Oliver Eglin’s Old Sicily 

Oliver Eglin in conversation with Gemma Padley

British Journal of Photography, November 2014

 

Oliver Eglin's Il Gattopardo series attempts to connect the "certain tragedy" of modern Sicily with the Italian island's past

“I have long been fascinated by Italy, and Sicily felt like the part of the country I was least familiar with,” Oliver Eglin tells Gemma Padley.

“I’d recently finished reading Ernest Hemingway’s Fiesta: The Sun Also Rises [his 1926 novel about a group of ex-pats who travel to Pamplona for the bullfighting festival of Saan Fermín] and was inspired to make a similar journey across an exotic land,” the 26-year-old says.

“The novel’s diaristic and modernist style interested me, and influenced the way I went about photographing Sicily. I approached it almost as a blank canvas in terms what I expected to find; my primary intention was to discover the island while making photographs along the way.”

Eglin also read Il Gattopardo [The Leopard] by Giuseppe Tomasi di Lampedusa for local context – a chronicle of the demise of the monarchy in Sicily, it gave him historical insight and helped inform some of his route. “The pictures were taken in various locations between Trapani on the West of the island and Catania to the South East. I used Palermo as a base and then moved along the coast from there.” He also spent time in the older areas of the city, including Capo and Alberheria, neighbourhoods he describes as neglected, home to crumbling and decaying buildings.

“This is the kind of background I like to photograph as I feel it lends the images a graphic element and a sense of timelessness,” he says. “I felt the need to enter a specific frame of mind, which meant completely focusing on moving around and taking everything in. I’d get up very early and keep going until nightfall, stopping only for the odd espresso. I found a lot of interesting interiors too; they were often dimly lit, so I used a flash.
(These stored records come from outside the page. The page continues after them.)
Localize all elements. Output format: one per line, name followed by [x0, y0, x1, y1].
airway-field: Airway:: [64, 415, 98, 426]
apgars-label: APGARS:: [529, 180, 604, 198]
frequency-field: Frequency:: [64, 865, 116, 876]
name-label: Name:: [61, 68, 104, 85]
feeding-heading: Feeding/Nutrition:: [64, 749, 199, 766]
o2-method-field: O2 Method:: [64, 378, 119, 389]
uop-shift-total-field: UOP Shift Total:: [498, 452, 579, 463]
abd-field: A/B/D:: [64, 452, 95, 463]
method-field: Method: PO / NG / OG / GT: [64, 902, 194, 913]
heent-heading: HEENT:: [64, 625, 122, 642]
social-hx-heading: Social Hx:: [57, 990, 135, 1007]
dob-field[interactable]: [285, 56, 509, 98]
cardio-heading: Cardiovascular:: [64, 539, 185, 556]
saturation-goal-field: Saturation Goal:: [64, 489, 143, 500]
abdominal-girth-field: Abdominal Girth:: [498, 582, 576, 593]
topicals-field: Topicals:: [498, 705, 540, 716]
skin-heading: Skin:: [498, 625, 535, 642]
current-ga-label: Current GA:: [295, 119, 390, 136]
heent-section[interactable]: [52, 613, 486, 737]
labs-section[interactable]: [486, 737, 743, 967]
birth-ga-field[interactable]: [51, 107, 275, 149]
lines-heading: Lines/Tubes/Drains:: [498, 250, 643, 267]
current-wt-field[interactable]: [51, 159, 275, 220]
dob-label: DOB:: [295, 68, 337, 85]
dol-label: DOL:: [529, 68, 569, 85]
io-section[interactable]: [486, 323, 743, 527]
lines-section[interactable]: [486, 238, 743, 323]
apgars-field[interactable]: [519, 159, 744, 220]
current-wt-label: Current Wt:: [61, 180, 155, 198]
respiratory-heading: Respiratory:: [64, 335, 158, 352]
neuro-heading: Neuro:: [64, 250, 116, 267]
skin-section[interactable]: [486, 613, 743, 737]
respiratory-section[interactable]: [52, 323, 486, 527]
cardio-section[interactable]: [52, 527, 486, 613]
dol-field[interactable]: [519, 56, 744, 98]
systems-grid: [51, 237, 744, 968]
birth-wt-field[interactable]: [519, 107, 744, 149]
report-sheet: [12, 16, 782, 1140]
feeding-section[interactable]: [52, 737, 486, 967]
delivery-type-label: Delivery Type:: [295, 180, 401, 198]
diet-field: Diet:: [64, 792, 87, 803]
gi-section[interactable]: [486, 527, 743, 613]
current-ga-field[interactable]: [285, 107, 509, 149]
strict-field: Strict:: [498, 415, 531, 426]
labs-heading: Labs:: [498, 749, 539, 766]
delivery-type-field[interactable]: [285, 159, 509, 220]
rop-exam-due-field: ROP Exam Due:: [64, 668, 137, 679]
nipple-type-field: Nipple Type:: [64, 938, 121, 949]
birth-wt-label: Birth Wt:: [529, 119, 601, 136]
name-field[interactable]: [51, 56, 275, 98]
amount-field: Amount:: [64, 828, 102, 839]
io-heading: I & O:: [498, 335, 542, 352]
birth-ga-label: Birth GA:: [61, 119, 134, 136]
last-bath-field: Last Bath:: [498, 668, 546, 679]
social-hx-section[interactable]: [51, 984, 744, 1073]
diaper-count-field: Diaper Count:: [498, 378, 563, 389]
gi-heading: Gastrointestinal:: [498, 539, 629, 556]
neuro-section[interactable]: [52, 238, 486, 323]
“I found the landscape visually rich but also quite alien and confusing,” he adds. “Whether it is the dilapidated murals of a 13th-century church, or the battered corrugated iron roof of a cramped stable, Sicily has a certain tragedy to it, although it is also visually stunning.”

Keen to create a “consistent mood” across the images, the RCA MA student shot with a 35mm camera rather than his usual medium format system, which he says helped to give the images their “raw and unplanned” feel. “I’m drawn to things that strike me as strange or puzzling, and I like to think the images can be both unsettling and beautiful at the same time,” he says. “This incongruity is intrinsic to the way I saw Sicily. The project is near completion – I’m focusing on putting together a final edit and hope to publish a book of the work.”